AR 1018-19. Plaintiff argues the ALJ failed to give germane reasons for rejecting the testimony of Ms. Harris. The undersigned disagrees. First, plaintiff does not challenge the ALJ in rejecting Ms. Harris's testimony on the basis that her observations of plaintiff's mental symptoms were inconsistent with the lack of mental health treatment she received. See Gregor v. Barnhart, 464 F.3d 968, 972 (9th Cir. 2006) (ALJ did not err in rejecting lay witness testimony in part based on claimant's failure to participate in medical treatment).

Second, plaintiff argues it was improper for the ALJ to reject the testimony of Ms.
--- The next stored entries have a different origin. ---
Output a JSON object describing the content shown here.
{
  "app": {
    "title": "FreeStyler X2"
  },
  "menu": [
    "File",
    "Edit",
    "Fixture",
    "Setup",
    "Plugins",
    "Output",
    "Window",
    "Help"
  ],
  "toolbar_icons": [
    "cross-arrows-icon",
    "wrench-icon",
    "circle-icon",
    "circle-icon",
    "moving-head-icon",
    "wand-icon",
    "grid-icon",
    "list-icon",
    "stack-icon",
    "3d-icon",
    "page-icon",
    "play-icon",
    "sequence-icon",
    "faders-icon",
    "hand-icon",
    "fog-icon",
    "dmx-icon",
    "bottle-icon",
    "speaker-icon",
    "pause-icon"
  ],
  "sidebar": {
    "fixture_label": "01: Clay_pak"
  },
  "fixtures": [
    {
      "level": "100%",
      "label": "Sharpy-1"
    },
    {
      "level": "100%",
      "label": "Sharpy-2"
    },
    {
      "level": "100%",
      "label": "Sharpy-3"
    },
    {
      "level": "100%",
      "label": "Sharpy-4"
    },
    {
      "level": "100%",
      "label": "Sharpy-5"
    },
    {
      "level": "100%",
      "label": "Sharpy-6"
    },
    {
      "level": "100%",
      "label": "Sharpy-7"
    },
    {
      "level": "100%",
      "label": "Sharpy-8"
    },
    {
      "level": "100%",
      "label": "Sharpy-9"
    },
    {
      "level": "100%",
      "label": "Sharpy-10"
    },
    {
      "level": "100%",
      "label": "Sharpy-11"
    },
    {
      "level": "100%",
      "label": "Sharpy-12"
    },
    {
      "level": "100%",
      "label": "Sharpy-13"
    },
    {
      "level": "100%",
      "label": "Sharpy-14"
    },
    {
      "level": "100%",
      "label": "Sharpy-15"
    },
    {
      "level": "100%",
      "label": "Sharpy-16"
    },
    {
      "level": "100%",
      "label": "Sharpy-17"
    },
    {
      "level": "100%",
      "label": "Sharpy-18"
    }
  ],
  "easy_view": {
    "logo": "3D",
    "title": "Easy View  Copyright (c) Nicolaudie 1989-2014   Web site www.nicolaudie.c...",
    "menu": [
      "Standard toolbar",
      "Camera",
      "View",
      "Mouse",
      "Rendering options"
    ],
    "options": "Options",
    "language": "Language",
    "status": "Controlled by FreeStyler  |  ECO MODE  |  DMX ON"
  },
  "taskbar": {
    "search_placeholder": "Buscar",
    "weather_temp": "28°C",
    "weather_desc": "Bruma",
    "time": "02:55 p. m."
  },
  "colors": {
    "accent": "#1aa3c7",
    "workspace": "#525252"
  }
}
Harris on the basis that it was inconsistent with the objective medical evidence in the record concerning her physical impairments, asserting objective findings in the record "documented the existence of severe impairments that could have caused the symptoms that Ms. Harris had witnessed." ECF #20, p. 19. But even if this is so, that those symptoms could have been caused by the objective findings in the record does not at all mean they in fact were. Indeed, plaintiff has failed to refute the ALJ's statement regarding the "generally benign or normal" nature of those findings. AR 1019; see also AR 221, 223-25, 228-29, 262, 266, 268, 392, 395-96, 398, 705, 854, 858, 1420, 1422, 1425-26; Bayliss v. Barnhart, 427 F.3d 1211, 1218 (9th Cir. 2005) (inconsistency with medical evidence constitutes germane reason); Vincent v. Heckler, 739 F.2d 1393, 1395 (9th Cir. 1984) (proper to discount lay testimony that conflicts with available medical evidence).

Third, in rejecting Ms. Harris's testimony, the ALJ also relied on plaintiff's performance of a job for a number of months that required both writing and the handling of small objects for several hours a day. Lay witness testimony may be rejected if evidence of a claimant's activities is inconsistent therewith. See Carmickle v. Commissioner, Social Sec. Admin., 533 F.3d 1155, 1164 (9th Cir. 2008) (rejection of lay witness evidence due to inconsistency with claimant's successful completion of continuous full-time coursework constituted reason germane). Plaintiff also does not challenge this stated reason for rejecting the testimony of Ms. Harris.

CONCLUSION

Based on the foregoing discussion, the undersigned recommends the Court find the ALJ properly concluded plaintiff was not disabled. Accordingly, the undersigned recommends as well that the Court affirm defendant's decision to deny benefits.

Pursuant to 28 U.S.C.§ 636(b)(1) and Federal Rule of Civil Procedure ("Fed. R. Civ. P.") 72(b), the parties shall have fourteen (14) days from service of this Report and Recommendation to file written objections thereto. See also Fed.R.Civ.P. 6. Failure to file objections will result in a waiver of those objections for purposes of appeal. See Thomas v. Arn, 474 U.S. 140 (1985). Accommodating the time limit imposed by Fed.R.Civ.P. 72(b), the clerk is directed set this matter for consideration on June 6, 2014, as noted in the caption.